А им говорят: ну, не хотите, так и не живите! То есть волю к улучшению жизни подменяют волей к смерти.
+++
Как бы ни были плохи дела в нашем государстве – делает вывод Леонидов – никто и никогда не освободит нас от перворожденной обязанности живого человека: защищаться от истребления иностранными государствами.
Мы можем сколь угодно возмущаться условиями, в которых живём – но при этом не забывать разницы между «живём» и тотальным истреблением. Надо понимать и разницу между «дали мало» и «не дали совсем ничего».
Инстинкт самосохранения от колыбели возложил на нас обязанность держать порох сухим, как бы мы между собой не собачились, распределяя общие активы нации.
Иначе придут и убьют всех. И заберут всё. Леонидов приводит множество примеров: от древних курганных народов, от которых не осталось даже имени – одни захоронения, до судьбы индейцев, армян, сербов, осетин, абхазов, русских за пределами РФ, народности тутси в Африке и т.п.
Наивно надеяться, что наша борьба с внутренними угнетателями (какими бы мерзавцами они ни были) – обойдётся без вмешательства внешних сил, алчущих поживы и человечины. Мы не существуем и никогда не существовали в вакууме. Кроме эксплуатации человека человеком есть и такая, «не замеченная» в марксизме форма рыночной прибыли, как геноцид нации нацией.

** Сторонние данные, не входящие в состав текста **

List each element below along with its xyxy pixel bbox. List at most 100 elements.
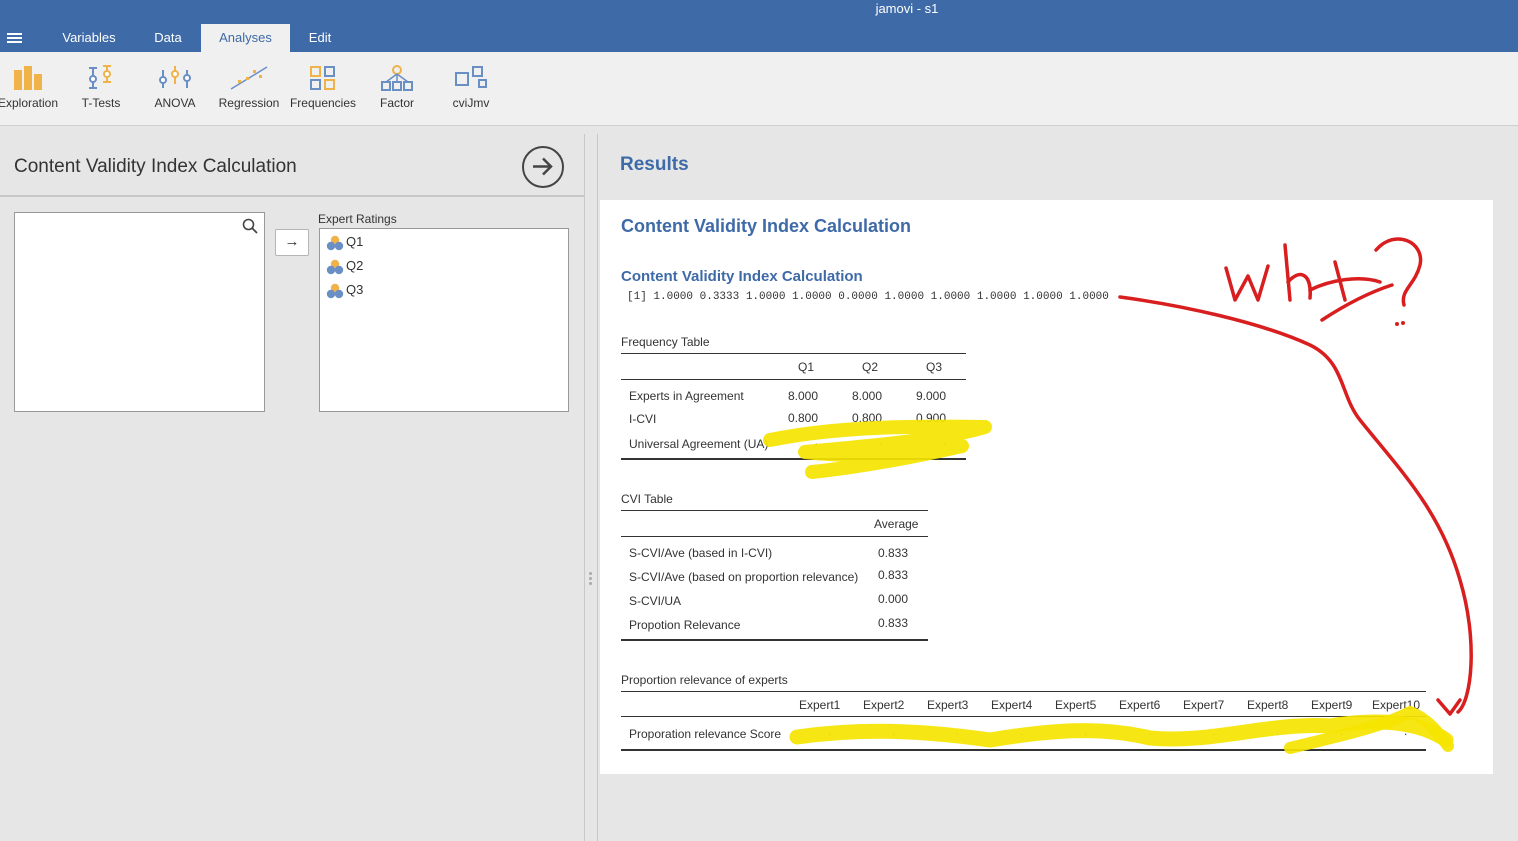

И вот тут, призывает автор читателей, давайте понимать, ребята: эксплуатация оставляет в живых участников отношений (эксплуатируемый – живой), а вот геноциды в живых не оставляют.
У того, кто жив – есть ещё надежда. У тех народов, которые в могиле – никаких надежд ни на какое будущее уже нет…
***
Источник.
.
Значит, или мрак анархии, когда все всех убивают, или всех будет мочить государство? И так – и так каюк. Пичаль…
Примитивненько выходит.
А как же мы сейчас живём? всеобщего анархического мочилова нет, но и убийственной диктатуры нет. Слава Путину, нашедшему золотую середину!
Что будем делать со скрытым геноцидом русского народа? Он продолжается под руководством наших либералов, которые сегодня успешно противодействуют повышению рождаемости.
В полном соответствии с законом духовно-демографической детерминации А. Гундарова либералы (знают, что делают!)
продолжают нагнетать антинравственную атмосферу.
Семь лет назад в России на государственном уровне утвердили гомосексуализм и транссексуализм как медицинскую норму. Сегодня, с принятием МКБ-11, медицинской нормой утвердили педофилию.
На протесты врачей либеральной власти пока глубоко наплевать.
Так что, безопасность необходимо обеспечивать не только от внешнего врага, но и от внутреннего.
А безопасность эту обеспечит нормальный, здоровый национализм.
Существенна ли разница между государством и корпорацией? И распоспостраняюстя ли те же правила на корпорацию? Или опять подмена понятий?